Weighing 25kg, it is installed, with the 20-litre petrol tank, on a subframe which is bolted underneath the vehicle directly below the rear bench seat. Here, sporting experience is demonstrated with improved weight distribution. For the inverter and the ECU, these are installed under the bonnet in the space left free by the braking assistance. The hybridisation has no effect on the interior packaging, so inside the vehicle passenger space is maintained.
The principle of operation
During deceleration phases, whether by releasing the accelerator pedal or through braking, the vehicle is slowed down primarily by the electric motor. The hydraulic braking only comes into operation at the end of braking phase to maximise the recovery of the energy available.

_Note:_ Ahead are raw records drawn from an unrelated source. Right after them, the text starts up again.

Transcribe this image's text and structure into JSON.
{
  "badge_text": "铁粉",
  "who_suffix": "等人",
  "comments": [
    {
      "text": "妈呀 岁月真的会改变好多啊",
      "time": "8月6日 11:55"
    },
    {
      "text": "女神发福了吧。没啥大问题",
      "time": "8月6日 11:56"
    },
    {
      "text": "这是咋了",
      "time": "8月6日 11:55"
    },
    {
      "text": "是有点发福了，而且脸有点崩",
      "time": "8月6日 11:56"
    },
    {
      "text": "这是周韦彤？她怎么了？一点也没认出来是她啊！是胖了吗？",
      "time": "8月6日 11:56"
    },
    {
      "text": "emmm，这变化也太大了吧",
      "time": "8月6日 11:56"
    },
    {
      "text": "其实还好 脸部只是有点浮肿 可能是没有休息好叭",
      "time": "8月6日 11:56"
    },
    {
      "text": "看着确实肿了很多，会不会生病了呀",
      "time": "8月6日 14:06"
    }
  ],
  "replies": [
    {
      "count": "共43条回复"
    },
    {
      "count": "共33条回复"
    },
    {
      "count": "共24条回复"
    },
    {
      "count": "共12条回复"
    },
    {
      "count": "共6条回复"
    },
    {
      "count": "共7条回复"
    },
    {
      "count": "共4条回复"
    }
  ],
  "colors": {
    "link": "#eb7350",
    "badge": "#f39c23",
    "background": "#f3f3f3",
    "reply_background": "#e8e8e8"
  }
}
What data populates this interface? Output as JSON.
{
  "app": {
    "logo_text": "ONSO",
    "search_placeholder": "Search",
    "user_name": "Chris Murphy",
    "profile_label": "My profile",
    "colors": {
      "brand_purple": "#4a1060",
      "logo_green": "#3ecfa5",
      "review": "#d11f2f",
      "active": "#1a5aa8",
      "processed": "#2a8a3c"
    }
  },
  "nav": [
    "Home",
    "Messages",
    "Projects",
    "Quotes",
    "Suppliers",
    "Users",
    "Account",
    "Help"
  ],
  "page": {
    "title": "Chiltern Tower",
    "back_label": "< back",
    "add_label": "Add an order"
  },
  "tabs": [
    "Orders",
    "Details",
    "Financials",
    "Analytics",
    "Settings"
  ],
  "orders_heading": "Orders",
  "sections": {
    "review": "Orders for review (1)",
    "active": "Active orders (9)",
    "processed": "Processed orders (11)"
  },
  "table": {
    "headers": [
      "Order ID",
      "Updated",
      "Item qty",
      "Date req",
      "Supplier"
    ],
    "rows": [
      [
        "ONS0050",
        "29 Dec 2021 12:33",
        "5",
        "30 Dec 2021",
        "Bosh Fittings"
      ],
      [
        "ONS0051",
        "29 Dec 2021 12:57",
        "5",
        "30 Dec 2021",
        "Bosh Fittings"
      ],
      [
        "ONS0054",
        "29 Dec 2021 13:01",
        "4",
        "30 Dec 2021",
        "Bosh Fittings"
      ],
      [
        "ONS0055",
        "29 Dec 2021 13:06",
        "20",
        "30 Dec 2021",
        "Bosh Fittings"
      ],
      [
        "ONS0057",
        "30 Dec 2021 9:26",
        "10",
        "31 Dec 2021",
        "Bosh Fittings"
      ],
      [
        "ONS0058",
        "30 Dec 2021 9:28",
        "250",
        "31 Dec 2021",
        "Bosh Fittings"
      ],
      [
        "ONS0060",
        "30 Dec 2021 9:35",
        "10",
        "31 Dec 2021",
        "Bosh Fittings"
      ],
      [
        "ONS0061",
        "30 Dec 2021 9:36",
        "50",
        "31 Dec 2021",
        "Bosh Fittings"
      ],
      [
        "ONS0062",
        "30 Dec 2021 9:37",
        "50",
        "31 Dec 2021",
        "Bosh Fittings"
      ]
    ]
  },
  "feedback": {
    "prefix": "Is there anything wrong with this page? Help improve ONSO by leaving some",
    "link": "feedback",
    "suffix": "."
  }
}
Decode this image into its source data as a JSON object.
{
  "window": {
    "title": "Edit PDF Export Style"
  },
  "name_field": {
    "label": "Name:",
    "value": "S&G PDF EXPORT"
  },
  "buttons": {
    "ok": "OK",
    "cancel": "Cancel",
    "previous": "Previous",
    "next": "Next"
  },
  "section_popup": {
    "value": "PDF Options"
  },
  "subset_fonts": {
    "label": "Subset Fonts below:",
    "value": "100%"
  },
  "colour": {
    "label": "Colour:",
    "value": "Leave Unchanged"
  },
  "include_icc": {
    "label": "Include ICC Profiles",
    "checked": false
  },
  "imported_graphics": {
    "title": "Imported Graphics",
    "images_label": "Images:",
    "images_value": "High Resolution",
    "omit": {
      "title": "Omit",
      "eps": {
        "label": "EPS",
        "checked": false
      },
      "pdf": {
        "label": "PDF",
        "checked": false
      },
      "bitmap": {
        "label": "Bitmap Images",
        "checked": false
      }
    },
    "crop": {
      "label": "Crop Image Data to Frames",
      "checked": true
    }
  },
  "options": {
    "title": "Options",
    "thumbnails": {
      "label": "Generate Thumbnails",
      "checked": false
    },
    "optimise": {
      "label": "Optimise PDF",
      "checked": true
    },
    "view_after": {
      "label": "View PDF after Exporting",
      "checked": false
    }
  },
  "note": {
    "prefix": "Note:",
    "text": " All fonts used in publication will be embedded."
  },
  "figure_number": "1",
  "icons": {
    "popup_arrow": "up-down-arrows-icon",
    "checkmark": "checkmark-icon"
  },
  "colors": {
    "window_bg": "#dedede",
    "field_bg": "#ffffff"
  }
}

Over one homologation cycle, this recovery is 25%. Then, on acceleration, this energy is returned and assists the petrol engine according to various parameters: acceleration dictated by the driver and the gear selected.
The 208 HYbrid FE, Fun&Efficient and Fuel Efficiency
The Peugeot and Total teams, who have been working for months on creating this technological demonstrator, can be justifiably proud.
The emissions of CO2 are just 49g/km with the different areas divided up as follows:
- weight reduction, aerodynamic properties and tyres: 40% (<20g),
- hybridisation: 40% (<20g),
- engine and gearbox: 20% (<10g).
The performance aspect, which improves from 14 to 8 seconds over the 0-62mph exercise is also contributed to by:
- weight reduction, aerodynamic properties and tyres: 4.0 seconds,
- hybridisation: 2.0 seconds.
The 208 HYbrid FE proves itself beyond the figures. Due to the virtuous circle in which the two partners became involved, the driver enjoys new experiences at the wheel of this technological demonstrator: acceleration worthy of a GTi with mixed fuel economy of 112mpg. Without any loss of comfort or ease of use, the driver will rediscover a direct link with the road due to the elimination of the powered, energy-consuming assistance.
“At the beginning of the project, the objective seemed very ambitious, of a very high level. It was! The two partners, Peugeot and Total, achieved it by combining their technological expertise. Peugeot Sport has contributed its expertise to the project and has identified new areas of development. Production and Competition are progressing together.”
Said Christophe Mary, Technical Manager of the 208 HYbrid FE project, Peugeot Sport.